The second half of the movie is 20-25 years later as adult Saroo (Dev Patel) slowly begins to realise that with technology like Google Earth, he may be able to find out where he came from.    He is haunted by the idea that his mother and siblings would still be waiting for him, never knowing what happened.

It’s a beautiful story about family.  Both Saroo’s birth family and his adoptive family, in all their differences, are loving, gentle and kind.  There are constant echoes of the prodigal son throughout and the joy of seeing a lost one return.
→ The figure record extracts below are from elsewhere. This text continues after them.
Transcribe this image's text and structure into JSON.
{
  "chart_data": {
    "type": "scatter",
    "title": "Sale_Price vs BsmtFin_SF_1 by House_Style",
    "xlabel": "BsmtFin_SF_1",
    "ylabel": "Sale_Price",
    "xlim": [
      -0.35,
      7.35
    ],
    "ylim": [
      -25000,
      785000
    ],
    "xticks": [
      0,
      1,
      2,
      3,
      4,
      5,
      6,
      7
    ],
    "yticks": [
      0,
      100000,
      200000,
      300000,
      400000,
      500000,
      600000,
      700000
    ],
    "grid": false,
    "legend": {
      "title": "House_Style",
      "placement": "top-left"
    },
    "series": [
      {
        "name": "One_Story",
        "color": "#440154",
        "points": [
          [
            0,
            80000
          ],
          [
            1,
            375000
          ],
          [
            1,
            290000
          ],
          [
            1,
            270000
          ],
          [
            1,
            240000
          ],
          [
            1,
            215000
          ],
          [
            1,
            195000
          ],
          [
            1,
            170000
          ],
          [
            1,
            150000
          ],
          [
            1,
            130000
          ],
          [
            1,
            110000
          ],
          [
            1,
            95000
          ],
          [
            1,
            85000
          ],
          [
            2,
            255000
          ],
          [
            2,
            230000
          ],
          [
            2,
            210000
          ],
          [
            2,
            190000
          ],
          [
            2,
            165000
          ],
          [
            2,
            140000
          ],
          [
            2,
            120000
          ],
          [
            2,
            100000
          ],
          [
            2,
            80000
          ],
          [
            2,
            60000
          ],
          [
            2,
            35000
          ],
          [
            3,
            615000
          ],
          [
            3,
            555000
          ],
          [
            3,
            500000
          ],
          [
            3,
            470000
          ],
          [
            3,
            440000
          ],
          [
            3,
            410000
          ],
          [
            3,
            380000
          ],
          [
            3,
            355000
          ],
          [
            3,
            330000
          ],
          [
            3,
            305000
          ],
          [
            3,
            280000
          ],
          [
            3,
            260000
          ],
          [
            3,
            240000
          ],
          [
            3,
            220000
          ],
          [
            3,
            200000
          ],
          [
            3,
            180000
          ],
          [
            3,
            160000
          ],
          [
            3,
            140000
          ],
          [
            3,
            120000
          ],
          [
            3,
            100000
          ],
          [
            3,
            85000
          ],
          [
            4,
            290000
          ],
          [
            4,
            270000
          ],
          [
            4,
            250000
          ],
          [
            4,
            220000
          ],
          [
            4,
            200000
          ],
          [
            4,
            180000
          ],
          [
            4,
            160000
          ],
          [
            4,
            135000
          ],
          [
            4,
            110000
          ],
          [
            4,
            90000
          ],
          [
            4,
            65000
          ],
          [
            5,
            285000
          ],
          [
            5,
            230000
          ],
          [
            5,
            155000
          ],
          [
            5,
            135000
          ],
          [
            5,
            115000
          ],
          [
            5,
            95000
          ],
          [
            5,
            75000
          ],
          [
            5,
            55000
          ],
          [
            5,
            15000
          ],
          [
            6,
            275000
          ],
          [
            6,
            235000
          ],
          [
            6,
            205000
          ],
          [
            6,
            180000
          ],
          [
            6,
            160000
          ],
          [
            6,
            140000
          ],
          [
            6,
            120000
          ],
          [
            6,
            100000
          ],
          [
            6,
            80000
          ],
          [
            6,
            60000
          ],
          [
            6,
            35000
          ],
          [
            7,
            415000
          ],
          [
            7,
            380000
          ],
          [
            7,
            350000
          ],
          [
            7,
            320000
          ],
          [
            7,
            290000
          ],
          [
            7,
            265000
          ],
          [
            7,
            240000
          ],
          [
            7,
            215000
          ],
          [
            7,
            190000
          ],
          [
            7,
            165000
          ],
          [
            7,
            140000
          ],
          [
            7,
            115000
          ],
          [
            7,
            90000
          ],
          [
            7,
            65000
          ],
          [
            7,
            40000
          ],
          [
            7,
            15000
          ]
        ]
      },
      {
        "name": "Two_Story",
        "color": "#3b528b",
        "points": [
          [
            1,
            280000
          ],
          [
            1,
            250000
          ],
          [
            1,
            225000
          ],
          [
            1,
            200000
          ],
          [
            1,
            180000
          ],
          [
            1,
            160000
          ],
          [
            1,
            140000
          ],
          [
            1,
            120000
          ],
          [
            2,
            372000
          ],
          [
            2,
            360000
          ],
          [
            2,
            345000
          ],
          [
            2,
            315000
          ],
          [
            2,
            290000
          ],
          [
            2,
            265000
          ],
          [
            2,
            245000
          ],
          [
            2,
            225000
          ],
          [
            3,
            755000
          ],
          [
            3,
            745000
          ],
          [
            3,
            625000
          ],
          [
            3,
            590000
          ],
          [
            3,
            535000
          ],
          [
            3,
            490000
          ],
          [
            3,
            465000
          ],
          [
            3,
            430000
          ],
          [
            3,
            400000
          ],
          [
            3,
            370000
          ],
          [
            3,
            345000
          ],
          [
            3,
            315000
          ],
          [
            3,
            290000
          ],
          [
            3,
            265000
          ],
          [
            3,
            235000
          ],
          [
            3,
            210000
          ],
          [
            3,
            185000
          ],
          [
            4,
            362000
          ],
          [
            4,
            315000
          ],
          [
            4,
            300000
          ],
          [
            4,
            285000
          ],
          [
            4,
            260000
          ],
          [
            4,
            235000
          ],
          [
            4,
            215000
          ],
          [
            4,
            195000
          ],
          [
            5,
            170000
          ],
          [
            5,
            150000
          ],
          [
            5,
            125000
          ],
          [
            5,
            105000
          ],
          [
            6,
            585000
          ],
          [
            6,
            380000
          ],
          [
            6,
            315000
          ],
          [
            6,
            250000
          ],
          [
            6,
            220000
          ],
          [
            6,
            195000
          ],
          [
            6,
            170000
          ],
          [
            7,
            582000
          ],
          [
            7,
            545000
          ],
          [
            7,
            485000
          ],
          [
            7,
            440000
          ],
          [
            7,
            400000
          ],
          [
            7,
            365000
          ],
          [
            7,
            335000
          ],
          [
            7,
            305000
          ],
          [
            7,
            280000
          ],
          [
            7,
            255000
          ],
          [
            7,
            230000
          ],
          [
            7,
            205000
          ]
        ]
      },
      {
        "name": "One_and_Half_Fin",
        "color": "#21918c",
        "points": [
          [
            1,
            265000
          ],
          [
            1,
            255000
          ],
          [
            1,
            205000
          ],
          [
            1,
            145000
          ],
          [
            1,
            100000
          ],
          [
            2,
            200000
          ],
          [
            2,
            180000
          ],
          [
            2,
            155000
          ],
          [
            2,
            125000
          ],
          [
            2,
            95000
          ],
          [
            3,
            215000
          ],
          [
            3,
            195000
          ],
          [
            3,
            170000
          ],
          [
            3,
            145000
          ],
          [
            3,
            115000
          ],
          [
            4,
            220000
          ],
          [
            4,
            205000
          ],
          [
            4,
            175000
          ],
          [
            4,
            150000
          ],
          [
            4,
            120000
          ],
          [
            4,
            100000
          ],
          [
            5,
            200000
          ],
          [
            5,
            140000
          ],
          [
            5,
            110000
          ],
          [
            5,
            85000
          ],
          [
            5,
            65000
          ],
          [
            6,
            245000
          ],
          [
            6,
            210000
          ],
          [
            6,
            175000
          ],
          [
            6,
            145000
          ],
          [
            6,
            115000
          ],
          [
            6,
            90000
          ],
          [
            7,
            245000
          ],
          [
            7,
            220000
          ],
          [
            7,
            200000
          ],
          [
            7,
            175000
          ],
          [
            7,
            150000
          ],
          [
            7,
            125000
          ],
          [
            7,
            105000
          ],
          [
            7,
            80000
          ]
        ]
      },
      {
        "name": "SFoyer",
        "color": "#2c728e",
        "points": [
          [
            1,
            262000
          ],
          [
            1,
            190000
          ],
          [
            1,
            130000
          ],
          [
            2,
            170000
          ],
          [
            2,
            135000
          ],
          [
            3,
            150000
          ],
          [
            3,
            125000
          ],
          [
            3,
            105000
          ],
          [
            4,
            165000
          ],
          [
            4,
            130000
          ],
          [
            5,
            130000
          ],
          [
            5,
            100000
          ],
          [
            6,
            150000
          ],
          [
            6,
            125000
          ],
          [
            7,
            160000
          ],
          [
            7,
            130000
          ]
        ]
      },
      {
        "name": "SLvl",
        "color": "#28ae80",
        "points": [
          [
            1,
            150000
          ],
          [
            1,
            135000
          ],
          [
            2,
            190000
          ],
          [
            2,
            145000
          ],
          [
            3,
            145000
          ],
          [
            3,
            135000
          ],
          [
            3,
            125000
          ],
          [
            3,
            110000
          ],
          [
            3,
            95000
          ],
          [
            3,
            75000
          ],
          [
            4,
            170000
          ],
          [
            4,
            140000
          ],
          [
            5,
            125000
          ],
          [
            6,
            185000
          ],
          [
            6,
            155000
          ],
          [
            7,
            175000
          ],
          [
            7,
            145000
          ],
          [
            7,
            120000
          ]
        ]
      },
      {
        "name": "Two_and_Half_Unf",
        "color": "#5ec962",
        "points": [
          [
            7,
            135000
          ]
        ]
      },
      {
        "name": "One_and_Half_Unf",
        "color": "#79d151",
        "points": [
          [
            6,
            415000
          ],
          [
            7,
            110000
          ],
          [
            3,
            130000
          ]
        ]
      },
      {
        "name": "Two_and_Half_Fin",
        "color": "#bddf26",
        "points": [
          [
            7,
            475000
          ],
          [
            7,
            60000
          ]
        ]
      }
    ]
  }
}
At the same time, it’s a challenging look at the lives of and risks to street children.   I found the scenes of implied evil intent quite confronting, and they stayed with me for some time, feeling the pain of sin in the world and how evil is often perpetrated on the truly vulnerable.   I want to give even more help to those who work with street children around the world.    Linked to that is the traumatic disorders that children can have with childhoods like these – as Saroo’s adoptive brother shows.

For us as a family, it struck even more – as we have had a sponsor child in India for 10 years, but Compassion have to remove all their programs from India, after being prevented from continuing by the Indian government.  This beautiful girl is now 20 and I am so sad this is the way it has to finish.  We’re all in the process of writing our final letter to her.   


So, while this is a great movie, be warned – it’s a confronting one too.  I cried for much of it.    But the overarching message is the love of a family and how that unites us all.    Highly recommended.